Wes now has two children with Alicia and two with Cheryl, a 23-year-old woman struggling with an addiction to heroin. Wes has grown sick of the drug game and wishes to get out. He asks his friend Levy for advice, and the two of them enroll in the Jobs Corps program. Wes adores the Jobs Corps campus, earns his GED in record time, and thrives in his vocational training as a carpenter, even building a house for his daughter. However, things become more difficult back in the outside world; Wes earns minimum wage working temporary, menial jobs and has no time to spend with his family. Eventually, he starts dealing drugs again.

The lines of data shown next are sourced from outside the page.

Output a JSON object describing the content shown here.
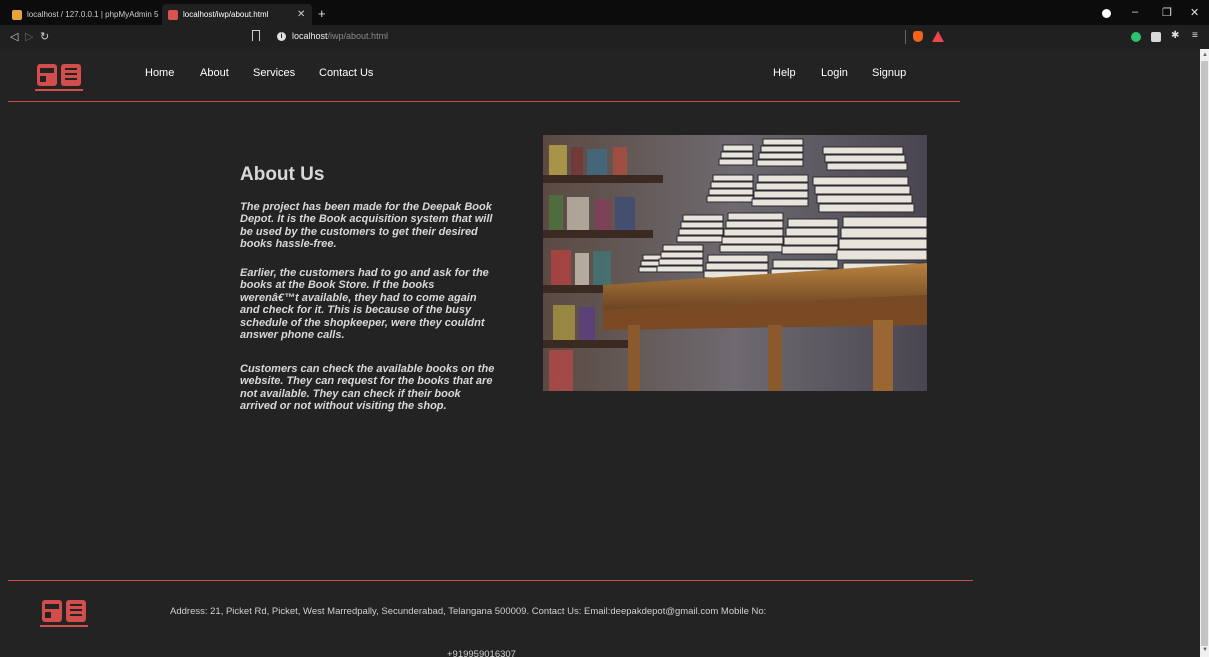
{
  "browser": {
    "tabs": [
      {
        "title": "localhost / 127.0.0.1 | phpMyAdmin 5"
      },
      {
        "title": "localhost/iwp/about.html"
      }
    ],
    "url_host": "localhost",
    "url_path": "/iwp/about.html"
  },
  "nav": {
    "left": [
      "Home",
      "About",
      "Services",
      "Contact Us"
    ],
    "right": [
      "Help",
      "Login",
      "Signup"
    ]
  },
  "about": {
    "title": "About Us",
    "paragraphs": [
      "The project has been made for the Deepak Book Depot. It is the Book acquisition system that will be used by the customers to get their desired books hassle-free.",
      "Earlier, the customers had to go and ask for the books at the Book Store. If the books werenâ€™t available, they had to come again and check for it. This is because of the busy schedule of the shopkeeper, were they couldnt answer phone calls.",
      "Customers can check the available books on the website. They can request for the books that are not available. They can check if their book arrived or not without visiting the shop."
    ]
  },
  "footer": {
    "address": "Address: 21, Picket Rd, Picket, West Marredpally, Secunderabad, Telangana 500009. Contact Us: Email:deepakdepot@gmail.com Mobile No:",
    "phone": "+919959016307"
  },
  "colors": {
    "accent": "#d44d4d",
    "background": "#232323",
    "text": "#d8d8d8"
  }
}
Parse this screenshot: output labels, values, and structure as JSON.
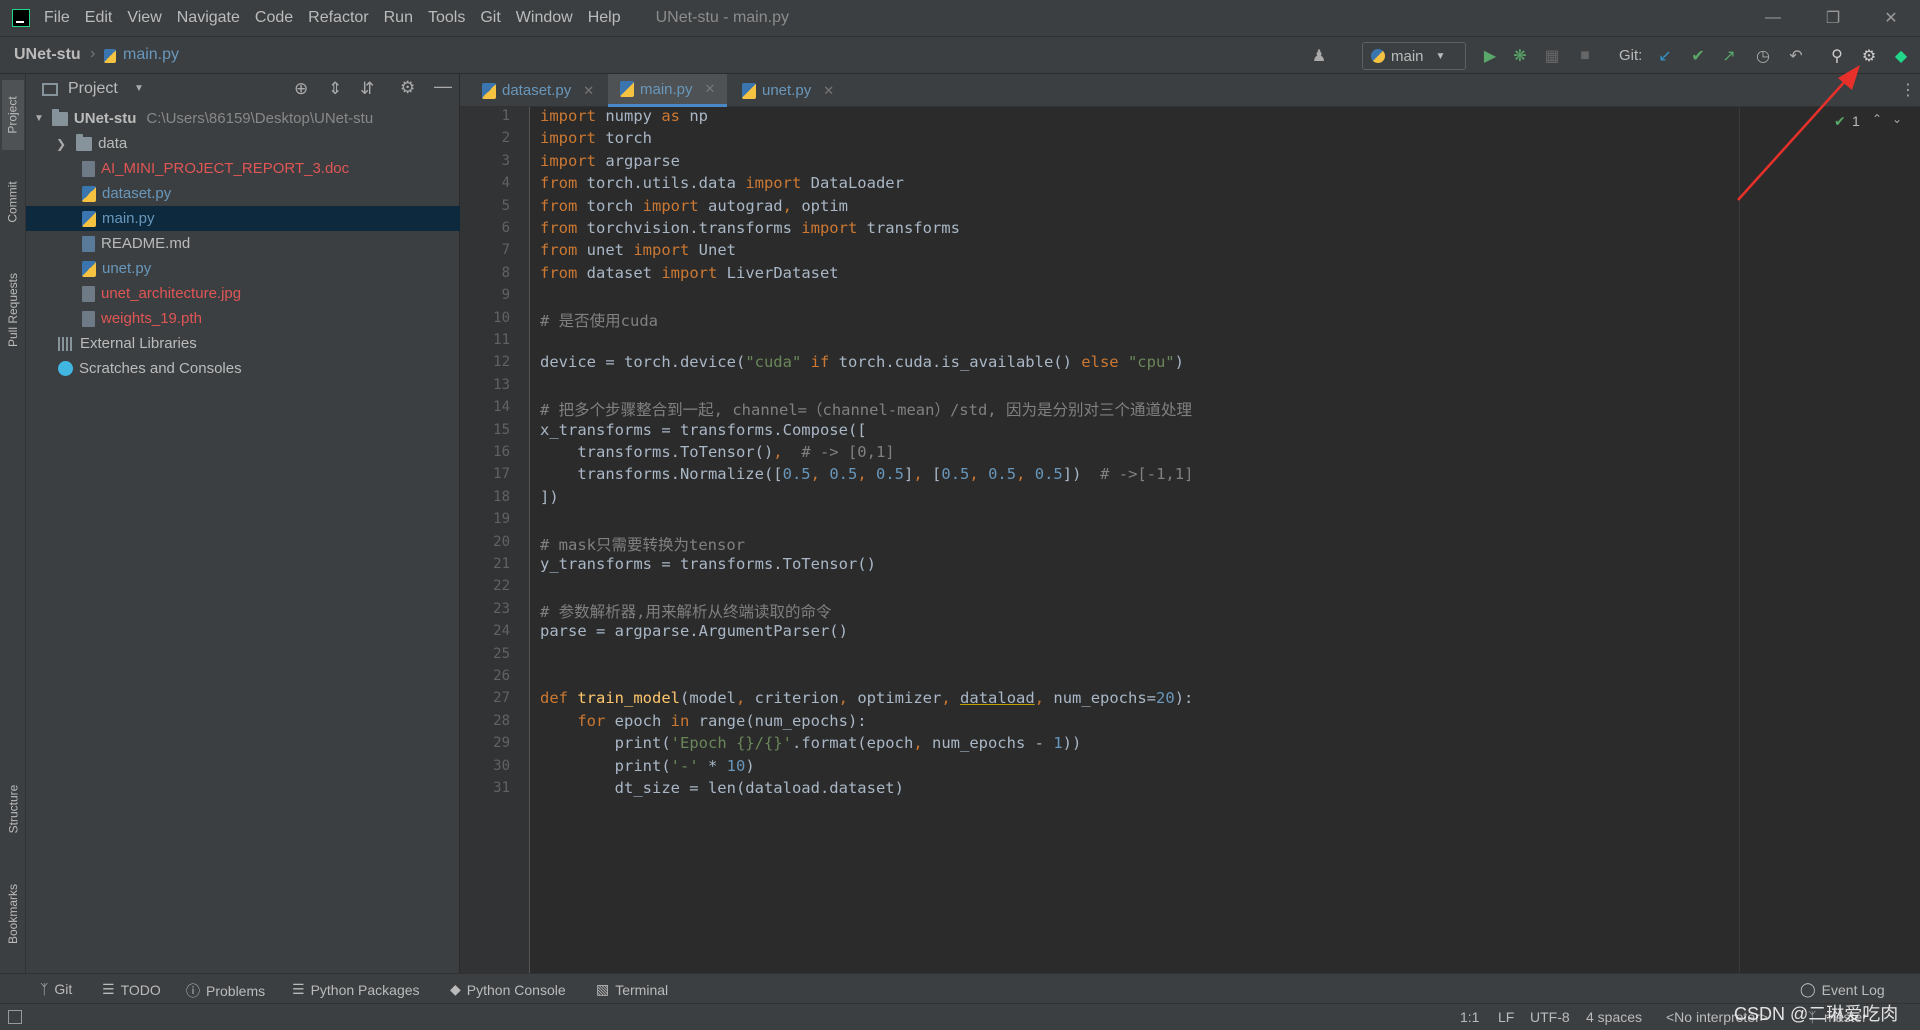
{
  "menu": [
    "File",
    "Edit",
    "View",
    "Navigate",
    "Code",
    "Refactor",
    "Run",
    "Tools",
    "Git",
    "Window",
    "Help"
  ],
  "window_title": "UNet-stu - main.py",
  "nav": {
    "project": "UNet-stu",
    "file": "main.py",
    "run_config": "main",
    "git_label": "Git:"
  },
  "project_panel": {
    "title": "Project",
    "root": {
      "name": "UNet-stu",
      "path": "C:\\Users\\86159\\Desktop\\UNet-stu"
    },
    "items": [
      {
        "label": "data",
        "type": "folder",
        "color": "#bbbbbb"
      },
      {
        "label": "AI_MINI_PROJECT_REPORT_3.doc",
        "type": "doc",
        "color": "#e05555"
      },
      {
        "label": "dataset.py",
        "type": "py",
        "color": "#6897bb"
      },
      {
        "label": "main.py",
        "type": "py",
        "color": "#6897bb"
      },
      {
        "label": "README.md",
        "type": "md",
        "color": "#bbbbbb"
      },
      {
        "label": "unet.py",
        "type": "py",
        "color": "#6897bb"
      },
      {
        "label": "unet_architecture.jpg",
        "type": "img",
        "color": "#e05555"
      },
      {
        "label": "weights_19.pth",
        "type": "file",
        "color": "#e05555"
      }
    ],
    "external": "External Libraries",
    "scratches": "Scratches and Consoles"
  },
  "left_strip": [
    "Project",
    "Commit",
    "Pull Requests",
    "Structure",
    "Bookmarks"
  ],
  "tabs": [
    {
      "label": "dataset.py",
      "active": false
    },
    {
      "label": "main.py",
      "active": true
    },
    {
      "label": "unet.py",
      "active": false
    }
  ],
  "inspection": "1",
  "code": [
    "import numpy as np",
    "import torch",
    "import argparse",
    "from torch.utils.data import DataLoader",
    "from torch import autograd, optim",
    "from torchvision.transforms import transforms",
    "from unet import Unet",
    "from dataset import LiverDataset",
    "",
    "# 是否使用cuda",
    "",
    "device = torch.device(\"cuda\" if torch.cuda.is_available() else \"cpu\")",
    "",
    "# 把多个步骤整合到一起, channel=（channel-mean）/std, 因为是分别对三个通道处理",
    "x_transforms = transforms.Compose([",
    "    transforms.ToTensor(),  # -> [0,1]",
    "    transforms.Normalize([0.5, 0.5, 0.5], [0.5, 0.5, 0.5])  # ->[-1,1]",
    "])",
    "",
    "# mask只需要转换为tensor",
    "y_transforms = transforms.ToTensor()",
    "",
    "# 参数解析器,用来解析从终端读取的命令",
    "parse = argparse.ArgumentParser()",
    "",
    "",
    "def train_model(model, criterion, optimizer, dataload, num_epochs=20):",
    "    for epoch in range(num_epochs):",
    "        print('Epoch {}/{}'.format(epoch, num_epochs - 1))",
    "        print('-' * 10)",
    "        dt_size = len(dataload.dataset)"
  ],
  "bottom_tools": [
    "Git",
    "TODO",
    "Problems",
    "Python Packages",
    "Python Console",
    "Terminal"
  ],
  "event_log": "Event Log",
  "status": {
    "position": "1:1",
    "line_sep": "LF",
    "encoding": "UTF-8",
    "indent": "4 spaces",
    "interpreter": "<No interpreter>",
    "branch": "master"
  },
  "watermark": "CSDN @二琳爱吃肉"
}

The narrative jumps forward in time again. Mary has just learned that Tony and Wes are wanted for the murder of an off-duty cop, Sergeant Bruce Prothero, during a jewelry store robbery. She is aggressively searched and interrogated by the police, who even interrupt Aunt Nicey’s daughter’s wedding to question the guests about Wes and Tony’s whereabouts. In reality, Wes and Tony are hiding out at their uncle’s house in North Philadelphia. After 12 days, the men are found and arrested. While Tony accepts a plea deal to avoid the death penalty, Wes maintains his innocence and his case goes to trial. He is found guilty and sentenced to life in prison.
Moore, meanwhile, is in his senior year at Johns Hopkins University and completing his second internship with Mayor Kurt Schmoke. Schmoke advises Moore to pursue the prestigious Rhodes Scholarship, which Moore is awarded. The next semester, Moore travels to South Africa for a study abroad program. There, he meets Mama and Zinzi, who teach him about the legacy of apartheid and the maturation rituals of the Xhosa tribe. It is while Moore is in South Africa that he first learns about Wes.
In the epilogue, Moore provides an update on each of the major characters in the book. Wes is a grandfather at 33 and is serving the tenth year of his prison sentence. Most of Moore’s family members have found success and happiness, whereas most of Wes’s continue to struggle, and both Tony and Cheryl are dead. Moore himself has led an extraordinary career. After graduating from Oxford with a master’s degree in international relations, he works at the White House and on Wall Street, serves in Afghanistan, and marries his “best friend,” Dawn. Moore reiterates that it is difficult to identify any single factor that caused the differentiation between his and Wes’s destinies, but that the support of Moore’s family and community had an enormously positive impact.
In the afterword, Moore notes that some readers were disappointed by his lack of conclusive statement on what made the difference between his and Wes’s fate. He adds that each reader tends to come up with their own answer, which is the way it should be. Moore is moved that so many people enjoy the book, and admits that he was particularly heartened to hear from a 15-year-old in juvenile detention who told him that the book inspired him to make positive changes in his life.
In the “call to action,” Tavis Smiley argues that the book helps to show how people’s destinies are shaped, and that it encourages the reader to realize their own power. He advises the reader to try their hardest and let God “take care of the rest.”